For Molly Brown, her FIrst Class ticket price per this website) is 28# (my symbol here), x $5. = $140 in 1912, or about $2.500 TODAY. Most signs say a 1st class tiket cost about $2,500 THEN, and $48,000 today.
I did the same calcs for other 1st, 2nd and 3rd class passengers, and get the same kind of gross discrepancy.
So, am I doing something stupid, or is everyone else multiplying by 18 twice?
Mike, your method of calculation is broadly correct. Considered purely in terms of changing purchasing power of the dollar, Molly's ticket would cost about $2100 dollars today. There are, however, other forms of conversion which make allowance for the changing impact of a given amount of spending, taking into account the fact that average incomes have increased at a rate far higher than that of price inflation. Using such a conversion method, it is possible to generate a figure as high as $40,000. On the other hand, some people do just screw up the conversion exactly as you have suggested. I agree the situation is VERY confusing!
You might try playing with the variety of online calculators on this webpage:

GDP per capita is probably the most realistic comparison factor if you want to allow for increased living standards. This would generate a 'modern' price for Molly's First Class ticket of $14000. In other words, it would take you as long to earn that amount of money as it would have taken your 1912 counterpart to earn the 1912 price.
Bob - thanks! That was the site I used last time this sort of discussion came up. Sadly, it was dead the day I checked recently and I thought it gone forever. Now I see its time out of cyberspace was only temporary: excellent news.

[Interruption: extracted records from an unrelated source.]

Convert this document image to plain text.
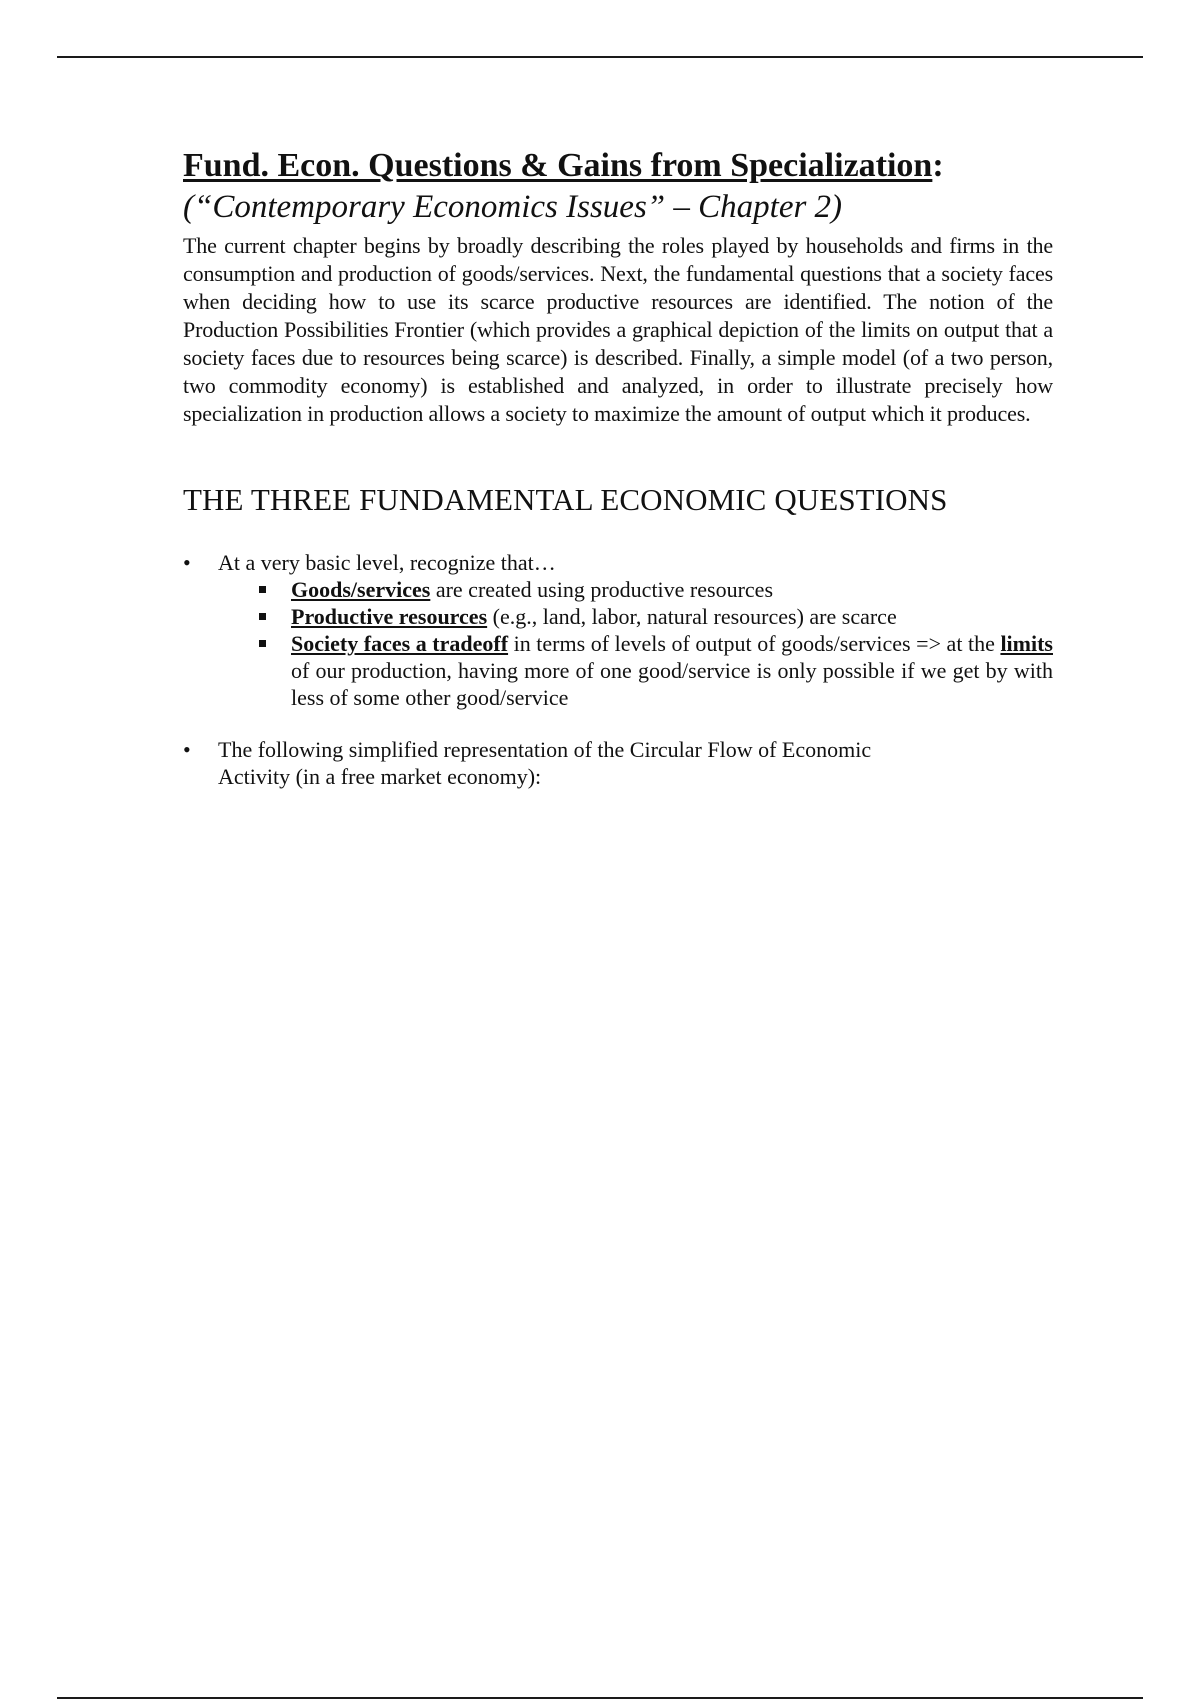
Fund. Econ. Questions & Gains from Specialization:

(“Contemporary Economics Issues” – Chapter 2)

The current chapter begins by broadly describing the roles played by households and firms in the consumption and production of goods/services. Next, the fundamental questions that a society faces when deciding how to use its scarce productive resources are identified. The notion of the Production Possibilities Frontier (which provides a graphical depiction of the limits on output that a society faces due to resources being scarce) is described. Finally, a simple model (of a two person, two commodity economy) is established and analyzed, in order to illustrate precisely how specialization in production allows a society to maximize the amount of output which it produces.

THE THREE FUNDAMENTAL ECONOMIC QUESTIONS
• At a very basic level, recognize that…
Goods/services are created using productive resources
Productive resources (e.g., land, labor, natural resources) are scarce
Society faces a tradeoff in terms of levels of output of goods/services => at the limits of our production, having more of one good/service is only possible if we get by with less of some other good/service
• The following simplified representation of the Circular Flow of Economic
Activity (in a free market economy):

Pardon me while I happily trot off to play with it some more.
Glad to be of assistance, Fiona. American members might find it useful when considering the impact of 1912 prices to half the figure in pounds and then add three noughts. Thus the time and effort required in 1912 to earn about 7 UK pounds for a 3rd Class ticket would be the equivalent (very roughly) of earning 3,500 US dollars today. A 2nd Class ticket would be roughly twice that amount, and the cheapest 1st Class ticket about twice as much again as 2nd Class.

By the same reasoning, anybody wishing to build the Titanic today would need to spend something like 750 million dollars to feel the impact as did the shareholders in 1912 who put up just 1.5 million pounds.